Hive编程指南读书笔记

1. MapReduce的任务， Map之后，会进行排序，然后才会传入Reduce作业。 MapReduce的本质是结果集从1个集合到另外一个集合归并过滤的过程。

2. HBase的场景是所要查询的列只是一个列的子集的时候，查询速度会很快。提供行级别的更新和快速查询。(亿级别的数据查询)

3. Hive可以用java编码来扩充Hive的功能UDF函数。

1. 下载Hive, 找到hive-exec-1.1.0.jar，用来编译java

2. Java继承UDF，复写evaluate, 打包成HelloUDF.jar

------------------------------

package com.webank.udf;

import org.apache.hadoop.hive.ql.exec.UDF;

public class HelloUDF extends UDF{

public String evaluate(String str ){

return "udf:" + str ;

}

-------------------------------

3. 把jar放到/tmp/HelloUDF.jar

4. Hive中执行：

add jar /tmp/HelloUDF.jar

create temporary function helloudf as 'com.webank.udf.HelloUDF'；

5. 使用UDF函数

select HelloUDF('778') from dual;

4. Spark+Hive = Shark ： Hive指向Spark的工具。 MapReduce优化的框架， Scala API分布式数据集，分布式计算框架

5. 可以通过JDBC来访问Hive，把Hive当作一个抽象的数据库。Thrift模块。

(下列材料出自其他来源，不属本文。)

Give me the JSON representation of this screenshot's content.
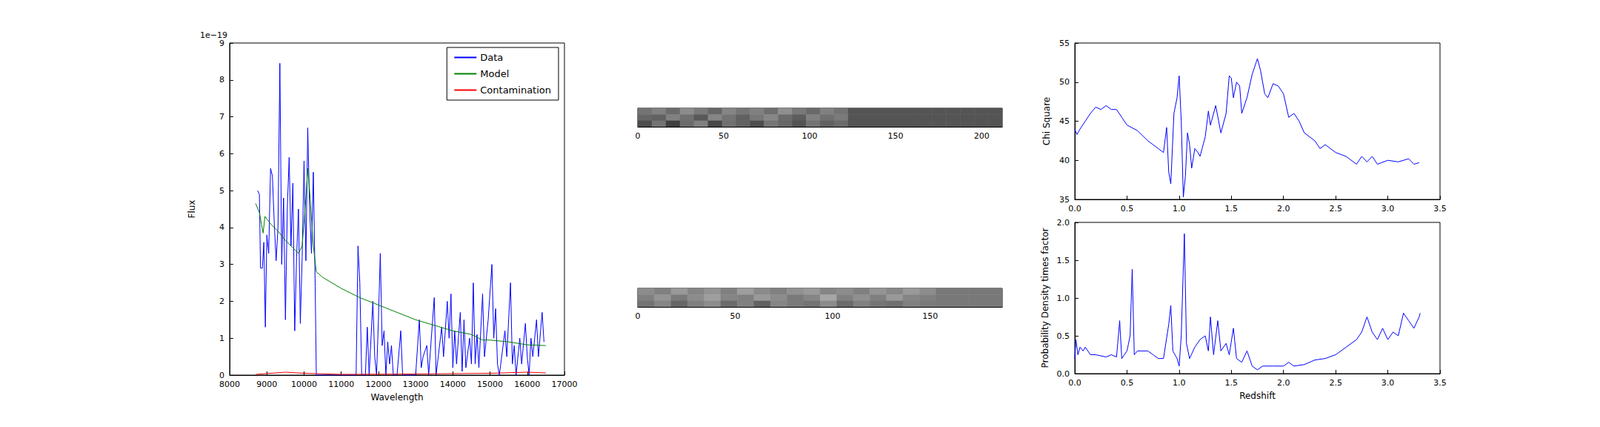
{
  "chart_data": [
    {
      "type": "line",
      "x_label": "Wavelength",
      "y_label": "Flux",
      "y_offset_text": "1e−19",
      "xlim": [
        8000,
        17000
      ],
      "xticks": [
        8000,
        9000,
        10000,
        11000,
        12000,
        13000,
        14000,
        15000,
        16000,
        17000
      ],
      "ylim": [
        0,
        9
      ],
      "yticks": [
        0,
        1,
        2,
        3,
        4,
        5,
        6,
        7,
        8,
        9
      ],
      "grid": false,
      "legend": "upper right",
      "series": [
        {
          "name": "Data",
          "color": "#0000ff",
          "x": [
            8750,
            8800,
            8830,
            8880,
            8920,
            8960,
            9000,
            9050,
            9100,
            9150,
            9200,
            9250,
            9300,
            9350,
            9400,
            9450,
            9500,
            9550,
            9600,
            9650,
            9700,
            9750,
            9800,
            9850,
            9900,
            9950,
            10000,
            10050,
            10100,
            10150,
            10200,
            10250,
            10300,
            10330,
            11400,
            11450,
            11500,
            11550,
            11650,
            11700,
            11750,
            11850,
            11900,
            11950,
            12000,
            12050,
            12100,
            12150,
            12200,
            12250,
            12300,
            12350,
            12400,
            12500,
            12600,
            12650,
            13000,
            13100,
            13150,
            13200,
            13300,
            13350,
            13500,
            13550,
            13700,
            13750,
            13850,
            13900,
            13950,
            14000,
            14050,
            14100,
            14200,
            14250,
            14300,
            14350,
            14450,
            14500,
            14550,
            14600,
            14650,
            14700,
            14800,
            14850,
            14950,
            15050,
            15100,
            15150,
            15200,
            15250,
            15400,
            15450,
            15550,
            15600,
            15650,
            15700,
            15800,
            15850,
            15950,
            16000,
            16050,
            16100,
            16150,
            16250,
            16300,
            16400,
            16450
          ],
          "values": [
            5.0,
            4.9,
            2.9,
            2.9,
            3.6,
            1.3,
            3.8,
            3.3,
            5.6,
            5.4,
            4.1,
            3.1,
            4.0,
            8.45,
            3.0,
            4.8,
            1.5,
            4.5,
            5.9,
            3.5,
            5.2,
            1.2,
            3.2,
            4.5,
            1.4,
            3.2,
            5.8,
            3.1,
            6.7,
            4.5,
            3.3,
            5.5,
            2.4,
            0,
            0,
            3.5,
            2.5,
            0,
            0,
            1.3,
            0,
            2.0,
            0.5,
            0,
            1.5,
            3.3,
            0.8,
            1.2,
            0,
            0.9,
            0.3,
            0.8,
            0,
            0,
            1.2,
            0,
            0,
            1.5,
            0.2,
            0.5,
            0.8,
            0,
            2.1,
            0,
            1.3,
            0.5,
            2.0,
            1.0,
            2.2,
            0.2,
            1.2,
            0.3,
            1.7,
            0.1,
            1.5,
            0.2,
            1.0,
            0.3,
            2.5,
            0.3,
            1.1,
            0.2,
            2.2,
            0.5,
            1.5,
            3.0,
            1.0,
            1.8,
            0.3,
            0,
            1.2,
            0.5,
            2.5,
            0.3,
            0.8,
            0,
            1.0,
            0.3,
            1.4,
            0.5,
            0,
            1.0,
            0.5,
            1.5,
            0.5,
            1.7,
            0.9
          ]
        },
        {
          "name": "Model",
          "color": "#008000",
          "x": [
            8700,
            8800,
            8900,
            8950,
            9100,
            9300,
            9500,
            9700,
            9850,
            9950,
            10050,
            10100,
            10150,
            10250,
            10330,
            10500,
            11000,
            11500,
            12000,
            12500,
            13000,
            13500,
            14000,
            14500,
            14800,
            15000,
            15500,
            16000,
            16500
          ],
          "values": [
            4.65,
            4.4,
            3.85,
            4.3,
            4.1,
            3.9,
            3.65,
            3.45,
            3.3,
            3.5,
            4.8,
            5.6,
            5.0,
            3.5,
            2.8,
            2.65,
            2.35,
            2.1,
            1.9,
            1.7,
            1.5,
            1.35,
            1.2,
            1.1,
            0.95,
            0.95,
            0.9,
            0.82,
            0.8
          ]
        },
        {
          "name": "Contamination",
          "color": "#ff0000",
          "x": [
            8700,
            9500,
            10000,
            11000,
            13000,
            15000,
            16000,
            16500
          ],
          "values": [
            0.02,
            0.08,
            0.05,
            0.02,
            0.03,
            0.05,
            0.08,
            0.06
          ]
        }
      ]
    },
    {
      "type": "heatmap",
      "xlim": [
        0,
        212
      ],
      "xticks": [
        0,
        50,
        100,
        150,
        200
      ],
      "tick_labels": "x",
      "value_range": [
        0,
        1
      ],
      "cells": [
        [
          0.45,
          0.5,
          0.42,
          0.55,
          0.48,
          0.4,
          0.52,
          0.46,
          0.5,
          0.43,
          0.56,
          0.47,
          0.41,
          0.5,
          0.45,
          0.33,
          0.33,
          0.33,
          0.33,
          0.33,
          0.33,
          0.33,
          0.33,
          0.33,
          0.33,
          0.33
        ],
        [
          0.4,
          0.38,
          0.5,
          0.44,
          0.35,
          0.52,
          0.45,
          0.38,
          0.47,
          0.53,
          0.42,
          0.36,
          0.5,
          0.44,
          0.48,
          0.33,
          0.33,
          0.33,
          0.33,
          0.33,
          0.33,
          0.33,
          0.33,
          0.33,
          0.33,
          0.33
        ],
        [
          0.3,
          0.45,
          0.25,
          0.42,
          0.5,
          0.28,
          0.44,
          0.38,
          0.3,
          0.46,
          0.4,
          0.32,
          0.45,
          0.38,
          0.42,
          0.33,
          0.33,
          0.33,
          0.33,
          0.33,
          0.33,
          0.33,
          0.33,
          0.33,
          0.33,
          0.33
        ]
      ]
    },
    {
      "type": "heatmap",
      "xlim": [
        0,
        187
      ],
      "xticks": [
        0,
        50,
        100,
        150
      ],
      "tick_labels": "x",
      "value_range": [
        0,
        1
      ],
      "cells": [
        [
          0.55,
          0.5,
          0.6,
          0.52,
          0.58,
          0.5,
          0.62,
          0.54,
          0.5,
          0.57,
          0.6,
          0.52,
          0.55,
          0.5,
          0.58,
          0.53,
          0.6,
          0.55,
          0.47,
          0.47,
          0.47,
          0.47
        ],
        [
          0.5,
          0.58,
          0.48,
          0.55,
          0.62,
          0.52,
          0.5,
          0.6,
          0.55,
          0.48,
          0.52,
          0.65,
          0.5,
          0.56,
          0.5,
          0.6,
          0.52,
          0.5,
          0.47,
          0.47,
          0.47,
          0.47
        ],
        [
          0.45,
          0.52,
          0.4,
          0.5,
          0.55,
          0.42,
          0.5,
          0.38,
          0.52,
          0.48,
          0.45,
          0.55,
          0.42,
          0.5,
          0.46,
          0.44,
          0.5,
          0.48,
          0.47,
          0.47,
          0.47,
          0.47
        ]
      ]
    },
    {
      "type": "line",
      "y_label": "Chi Square",
      "xlim": [
        0,
        3.5
      ],
      "xticks": [
        {
          "value": 0,
          "label": "0.0"
        },
        0.5,
        {
          "value": 1,
          "label": "1.0"
        },
        1.5,
        {
          "value": 2,
          "label": "2.0"
        },
        2.5,
        {
          "value": 3,
          "label": "3.0"
        },
        3.5
      ],
      "ylim": [
        35,
        55
      ],
      "yticks": [
        35,
        40,
        45,
        50,
        55
      ],
      "grid": false,
      "series": [
        {
          "color": "#0000ff",
          "x": [
            0,
            0.02,
            0.05,
            0.1,
            0.15,
            0.2,
            0.25,
            0.3,
            0.35,
            0.4,
            0.45,
            0.5,
            0.6,
            0.7,
            0.8,
            0.85,
            0.88,
            0.9,
            0.92,
            0.95,
            0.98,
            1.0,
            1.02,
            1.04,
            1.06,
            1.08,
            1.1,
            1.12,
            1.15,
            1.18,
            1.2,
            1.22,
            1.25,
            1.28,
            1.3,
            1.35,
            1.4,
            1.45,
            1.48,
            1.5,
            1.52,
            1.55,
            1.58,
            1.6,
            1.65,
            1.7,
            1.75,
            1.78,
            1.82,
            1.85,
            1.9,
            1.95,
            2.0,
            2.05,
            2.1,
            2.15,
            2.2,
            2.3,
            2.35,
            2.4,
            2.5,
            2.6,
            2.7,
            2.75,
            2.8,
            2.85,
            2.9,
            3.0,
            3.1,
            3.2,
            3.25,
            3.3
          ],
          "values": [
            44,
            43.3,
            44,
            45,
            46,
            46.8,
            46.5,
            47,
            46.5,
            46.5,
            45.5,
            44.5,
            43.8,
            42.5,
            41.5,
            41,
            44.2,
            38.5,
            37,
            46,
            48,
            50.8,
            45,
            35.3,
            38,
            43.5,
            42,
            39,
            41.5,
            41,
            40.5,
            41.5,
            43,
            46.3,
            44.5,
            47,
            43.5,
            46,
            50.8,
            50.5,
            48,
            50,
            49.5,
            46,
            48,
            51,
            53,
            51.5,
            48.5,
            48,
            49.8,
            49.5,
            48.5,
            45.5,
            46,
            45,
            43.5,
            42.5,
            41.5,
            42,
            41,
            40.5,
            39.5,
            40.5,
            39.8,
            40.5,
            39.5,
            40,
            39.8,
            40.2,
            39.5,
            39.7
          ]
        }
      ]
    },
    {
      "type": "line",
      "x_label": "Redshift",
      "y_label": "Probability Density times factor",
      "xlim": [
        0,
        3.5
      ],
      "xticks": [
        {
          "value": 0,
          "label": "0.0"
        },
        0.5,
        {
          "value": 1,
          "label": "1.0"
        },
        1.5,
        {
          "value": 2,
          "label": "2.0"
        },
        2.5,
        {
          "value": 3,
          "label": "3.0"
        },
        3.5
      ],
      "ylim": [
        0,
        2
      ],
      "yticks": [
        {
          "value": 0,
          "label": "0.0"
        },
        0.5,
        {
          "value": 1,
          "label": "1.0"
        },
        1.5,
        {
          "value": 2,
          "label": "2.0"
        }
      ],
      "grid": false,
      "series": [
        {
          "color": "#0000ff",
          "x": [
            0,
            0.01,
            0.03,
            0.05,
            0.08,
            0.1,
            0.15,
            0.2,
            0.3,
            0.35,
            0.4,
            0.43,
            0.45,
            0.5,
            0.53,
            0.55,
            0.57,
            0.6,
            0.7,
            0.75,
            0.8,
            0.85,
            0.9,
            0.92,
            0.94,
            0.98,
            1.0,
            1.02,
            1.05,
            1.07,
            1.1,
            1.15,
            1.2,
            1.25,
            1.28,
            1.3,
            1.33,
            1.37,
            1.4,
            1.45,
            1.48,
            1.52,
            1.55,
            1.6,
            1.65,
            1.7,
            1.75,
            1.8,
            1.9,
            2.0,
            2.05,
            2.1,
            2.2,
            2.3,
            2.4,
            2.5,
            2.6,
            2.7,
            2.75,
            2.8,
            2.85,
            2.9,
            2.95,
            3.0,
            3.05,
            3.1,
            3.15,
            3.2,
            3.25,
            3.3,
            3.31
          ],
          "values": [
            0.2,
            0.45,
            0.25,
            0.35,
            0.3,
            0.35,
            0.25,
            0.25,
            0.22,
            0.25,
            0.22,
            0.7,
            0.2,
            0.3,
            0.5,
            1.38,
            0.25,
            0.3,
            0.3,
            0.25,
            0.2,
            0.2,
            0.65,
            0.9,
            0.3,
            0.2,
            0.1,
            0.5,
            1.85,
            0.4,
            0.2,
            0.35,
            0.45,
            0.5,
            0.3,
            0.75,
            0.25,
            0.7,
            0.3,
            0.4,
            0.25,
            0.6,
            0.2,
            0.15,
            0.3,
            0.1,
            0.05,
            0.1,
            0.1,
            0.1,
            0.15,
            0.1,
            0.12,
            0.18,
            0.2,
            0.25,
            0.35,
            0.45,
            0.55,
            0.75,
            0.55,
            0.45,
            0.6,
            0.45,
            0.55,
            0.5,
            0.8,
            0.7,
            0.6,
            0.75,
            0.8
          ]
        }
      ]
    }
  ]
}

6. Hive的元数据存储在Derby SQL服务器上。生产机上要集成Mysql，支持多线程查询。

7. -S 只输出有用信息， -e 输入多行命令， -v 显示执行的命令 source命令执行文件脚本

8. hiverc文件提供了加载hive环境的初始化命令，比如设定用户，加入UDF函数定义的jar.

9. 查看目录/表的大小，分区表是以每个分区1个文件的方式存在，表是每个表1个文件。

hadoop fs -count -R /user/hive/warehouse/hduser02crs/hduser02crsdb.db/

hadoop fs -ls /user/hive/warehouse/hduser02crs/hduser02crsdb.db/rrs_grzx_bf_base_info_loan_single_mid/

数据文件：

-rwxr-xr-x 3 hduser02crs hadoop 49828 2015-04-27 19:22 /user/hive/warehouse/hduser02crs/hduser02crsdb.db/rrs_grzx_bf_base_info_loan_single_mid/ds=2015-05-09/000000_0

10. 创建外部表create external table, 指定location '/data/stock'

drop table ext_rrs_grzx_bf_base_info_loan_single_mid;

建中间表，非RCFILE，之后再导入到RCFILE表

CREATE TABLE ext_rrs_grzx_bf_base_info_loan_single_mid row format delimited fields terminated by '|' STORED AS TEXTFile AS select * from rrs_grzx_bf_base_info_loan_single_mid limit 1

drop table ext_rrs_grzx_bf_base_info_loan_single_mid;

create table if not exists ext_rrs_grzx_bf_base_info_loan_single_mid

like rrs_grzx_bf_base_info_loan_single_mid
row format delimited fields terminated by '|'

stored as textfile;

11. 性能安全的查询，把查询模式设置为strict，全分区扫描会被禁止。

set hive.mapred.mode=strict;

12. 从文件加载数据到分区，或者到表 (txt合适)

hive -e"load data local inpath '/tmp/loan.mid' overwrite into table rrs_grzx_bf_base_info_loan partition(ds='2013-05-09')"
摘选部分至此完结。